By Molly Lewis
OK, you can breathe easy- you have a job next year! But you also have less than three months to “get your affairs in order” before the craziness of intern year begins. What do you need to get done before residency orientation begins? Here’s a checklist that should get you started:
START DATE – For good or for bad, we start working before the infamous July 1st intern year start date. Figure out when your program holds their orientation, and make sure you’re moved into your new place in plenty of time.
- One option is to rent for a while to become familiar with the area, and buy later.
- For a simple formula to help you make the best choice financially, see the end of this post.
Think through what’s important in your choice: price, proximity to the hospital, neighborhood feel, etc.
- Keep in mind how much yard work, housework, etc. your new place may require.
One plus of renting is the maintenance service provided by the landlord!
LOANS -Meet with someone from your school’s financial aid staff to discuss your loan repayment options. Paying off your loans over a longer amount of time can allow you to invest some of your earnings and end up with more money in the long run.
Also check out https://www.aamc.org/services/first/medloans/ for calculators that give you the details of various repayment options. (currently enrolled med students get free access).
*** Be sure to tell your loan servicers your new address as soon as you know it!
Even after you start making $, don’t go crazy- live within your means!
- Avoid credit card debt like the plague!
INSURANCE – When will your insurance (health and/or disability) through your residency program begin?
Does the insurance cover pre-existing conditions? (Some programs may cover these conditions, but not until you’ve been in the program a certain period of time).
If there’s a gap in coverage between your med school and residency insurance, consider paying for a temporary extension of the med school insurance.
Try to have several days off to study beforehand, but not as long as Step 1 or 2.

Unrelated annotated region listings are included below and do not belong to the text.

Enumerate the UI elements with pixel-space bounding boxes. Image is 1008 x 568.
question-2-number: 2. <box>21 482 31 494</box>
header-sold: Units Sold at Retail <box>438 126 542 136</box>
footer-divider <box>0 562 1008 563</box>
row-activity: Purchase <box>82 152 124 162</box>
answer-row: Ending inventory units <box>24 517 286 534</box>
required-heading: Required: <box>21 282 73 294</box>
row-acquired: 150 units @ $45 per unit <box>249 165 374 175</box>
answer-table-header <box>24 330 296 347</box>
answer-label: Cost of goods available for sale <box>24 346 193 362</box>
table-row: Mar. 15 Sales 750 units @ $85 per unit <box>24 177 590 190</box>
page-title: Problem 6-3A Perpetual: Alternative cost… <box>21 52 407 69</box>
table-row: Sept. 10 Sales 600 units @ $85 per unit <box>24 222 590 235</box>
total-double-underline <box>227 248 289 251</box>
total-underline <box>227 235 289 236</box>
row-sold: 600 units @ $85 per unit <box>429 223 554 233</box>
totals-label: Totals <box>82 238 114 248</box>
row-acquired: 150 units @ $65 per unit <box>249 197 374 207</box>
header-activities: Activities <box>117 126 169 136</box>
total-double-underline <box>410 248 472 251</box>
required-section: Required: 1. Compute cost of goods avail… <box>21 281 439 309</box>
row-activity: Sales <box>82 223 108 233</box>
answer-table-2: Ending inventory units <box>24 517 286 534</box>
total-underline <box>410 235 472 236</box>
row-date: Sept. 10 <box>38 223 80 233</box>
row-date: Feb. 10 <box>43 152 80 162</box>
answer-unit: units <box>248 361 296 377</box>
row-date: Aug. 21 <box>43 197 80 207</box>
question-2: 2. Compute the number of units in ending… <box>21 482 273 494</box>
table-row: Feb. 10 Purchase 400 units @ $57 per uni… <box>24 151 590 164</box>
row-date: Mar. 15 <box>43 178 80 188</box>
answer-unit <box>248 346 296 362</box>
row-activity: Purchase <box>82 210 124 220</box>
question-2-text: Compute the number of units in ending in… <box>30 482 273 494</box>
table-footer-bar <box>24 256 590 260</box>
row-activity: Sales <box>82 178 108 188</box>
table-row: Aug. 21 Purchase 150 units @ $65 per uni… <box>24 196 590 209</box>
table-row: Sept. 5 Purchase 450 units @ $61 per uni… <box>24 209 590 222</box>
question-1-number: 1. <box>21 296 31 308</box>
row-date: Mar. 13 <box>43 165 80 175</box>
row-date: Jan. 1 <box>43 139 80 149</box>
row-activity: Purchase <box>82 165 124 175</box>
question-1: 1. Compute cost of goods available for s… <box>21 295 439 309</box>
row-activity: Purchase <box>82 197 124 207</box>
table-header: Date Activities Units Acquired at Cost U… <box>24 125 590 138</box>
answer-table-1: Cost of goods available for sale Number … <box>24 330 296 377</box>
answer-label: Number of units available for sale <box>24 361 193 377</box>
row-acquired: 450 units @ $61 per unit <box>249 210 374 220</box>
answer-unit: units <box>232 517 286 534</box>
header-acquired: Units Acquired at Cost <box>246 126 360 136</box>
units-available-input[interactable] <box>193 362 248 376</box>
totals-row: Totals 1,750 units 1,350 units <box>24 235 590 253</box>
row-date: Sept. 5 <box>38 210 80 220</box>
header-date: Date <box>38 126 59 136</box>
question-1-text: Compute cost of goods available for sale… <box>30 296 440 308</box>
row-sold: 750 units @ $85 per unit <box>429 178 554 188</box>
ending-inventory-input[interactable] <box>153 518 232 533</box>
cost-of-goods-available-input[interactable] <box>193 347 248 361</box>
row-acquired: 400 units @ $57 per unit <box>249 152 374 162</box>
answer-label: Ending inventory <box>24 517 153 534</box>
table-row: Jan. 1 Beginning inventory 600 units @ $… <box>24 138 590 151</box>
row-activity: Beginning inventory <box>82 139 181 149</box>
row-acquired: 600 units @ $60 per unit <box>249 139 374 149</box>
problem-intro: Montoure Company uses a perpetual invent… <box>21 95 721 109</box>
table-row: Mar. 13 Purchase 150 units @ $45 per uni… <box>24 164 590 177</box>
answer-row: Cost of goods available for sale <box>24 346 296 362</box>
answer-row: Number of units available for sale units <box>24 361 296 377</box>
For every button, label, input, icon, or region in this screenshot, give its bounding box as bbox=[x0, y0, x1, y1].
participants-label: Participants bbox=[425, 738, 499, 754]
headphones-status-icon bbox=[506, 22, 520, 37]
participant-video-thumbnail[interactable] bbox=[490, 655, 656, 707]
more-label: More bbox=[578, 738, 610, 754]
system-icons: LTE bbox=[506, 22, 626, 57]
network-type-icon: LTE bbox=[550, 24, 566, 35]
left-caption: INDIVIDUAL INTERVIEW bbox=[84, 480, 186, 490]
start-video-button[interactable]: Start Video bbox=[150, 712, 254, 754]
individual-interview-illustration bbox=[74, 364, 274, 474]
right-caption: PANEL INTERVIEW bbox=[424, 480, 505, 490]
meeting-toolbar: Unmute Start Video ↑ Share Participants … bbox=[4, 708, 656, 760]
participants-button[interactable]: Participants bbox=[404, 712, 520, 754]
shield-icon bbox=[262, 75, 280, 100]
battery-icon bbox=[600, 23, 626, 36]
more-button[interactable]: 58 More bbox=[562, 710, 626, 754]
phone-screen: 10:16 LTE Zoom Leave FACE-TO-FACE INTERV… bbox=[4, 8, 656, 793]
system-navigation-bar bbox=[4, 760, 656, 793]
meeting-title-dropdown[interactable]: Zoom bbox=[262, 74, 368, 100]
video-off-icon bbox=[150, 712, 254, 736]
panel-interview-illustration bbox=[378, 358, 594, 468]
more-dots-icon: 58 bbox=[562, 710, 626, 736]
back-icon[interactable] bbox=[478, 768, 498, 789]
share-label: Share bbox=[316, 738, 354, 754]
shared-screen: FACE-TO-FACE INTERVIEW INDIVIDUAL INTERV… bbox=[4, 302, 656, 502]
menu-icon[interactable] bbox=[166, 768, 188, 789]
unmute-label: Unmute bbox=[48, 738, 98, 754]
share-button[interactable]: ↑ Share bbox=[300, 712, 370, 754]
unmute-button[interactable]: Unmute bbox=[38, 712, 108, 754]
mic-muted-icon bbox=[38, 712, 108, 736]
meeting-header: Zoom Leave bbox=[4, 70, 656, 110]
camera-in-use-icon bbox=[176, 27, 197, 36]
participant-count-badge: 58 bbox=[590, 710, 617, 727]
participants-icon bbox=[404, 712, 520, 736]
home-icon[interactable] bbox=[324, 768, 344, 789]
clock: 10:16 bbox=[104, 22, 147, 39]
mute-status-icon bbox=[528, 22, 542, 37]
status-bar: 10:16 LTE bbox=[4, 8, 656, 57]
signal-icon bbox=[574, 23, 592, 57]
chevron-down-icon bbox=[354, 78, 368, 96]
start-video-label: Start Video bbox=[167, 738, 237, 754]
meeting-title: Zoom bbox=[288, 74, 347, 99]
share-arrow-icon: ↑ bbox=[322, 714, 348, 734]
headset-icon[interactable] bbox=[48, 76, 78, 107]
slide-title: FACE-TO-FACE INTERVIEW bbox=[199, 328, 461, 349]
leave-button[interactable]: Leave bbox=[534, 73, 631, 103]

A plus of taking it earlier:
- you’ll be licensed and able to moonlight (if that’s allowed by your program)
Pluses of taking it later:
- It costs a lot of $, which you may not have available at the moment
- Studying for Step 3 may get in the way of studying for your new specialty
If you’re in a more general specialty (med-peds, family med, emergency, etc.), you may benefit from taking it later after you’ve learned more on the job.
If you’re in a more specialized residency, consider taking it earlier, before you forget everything from med school.
RESOURCES -Prepare your intern resources/tools before you need them:
Choose just 1 intern survival guide, and know it well
Similarly, choose one pharmacology/meds app that is well-reputed, updated often, and works well for you
A note-taking app for important phone numbers, etc.
- Little bits of paper are way too easy to lose!
A to-do app for your daily to-do list
- Again, it is way too easy to lose your patient list with all your to-do check boxes for the day. As much as possible, keep your to-dos on an electronic list that can’t be accidentally thrown away with your lunch trash.
“BRAIN ATROPHY” – Don’t let 4th year give you “BRAIN ATROPHY”
Yeah, it’s tempting to take advantage of your last few months of “freedom” and never crack a book. But, on intern week one, you’ll be stressed and your patients won’t be in the best of hands.
- (Not to mention that Step 3 studying won’t be as painful!).
Enjoy your free time, but commit to reviewing 1 key disease/diagnosis per day. Brushing up on common presentations, methods of diagnosis, and treatments for just a few minutes a day will make you stand out as an intern, as well as prevent dangerous errors.
- For example, learn how to safely write for pain meds!
Try the pdf below to start: http://www.einstein.yu.edu/uploadedFiles/Pulications/EJBM/82-85%2027.2%20Amanatullah.pdf
- (disclaimer: I haven’t read the entire article myself yet, but from the parts I did read, it seems to be quality intern advice!)
To rent or to buy?- try this simple formula!:
- Take the average monthly rent for a similar property in the area and multiply it by 12 to calculate your annual rent.
- Divide 55% of the annual rent by the purchase price for the home you’re looking at buying.
- The resulting number is called the capitalization rate on your investment.
Generally speaking, if the cap rate is greater than 5%, it makes sense to buy (a) if you’re going to be living there for at least 5 years (the average break-even point on a home purchase) or (b) if you think you can expect sufficient appreciation of the property’s value during the time you’ll be living there to offset the various costs associated with home ownership (closing costs, mortgage insurance, maintenance, etc.). If the cap rate is less than 5%, you’ll be better off renting, especially if you’re going to be in that particular location for any less than 5 years.
Bibliography
AAMC “Roadmap to Residency”- 2nd Ed
Medscape- “Am I Ready for Residency?”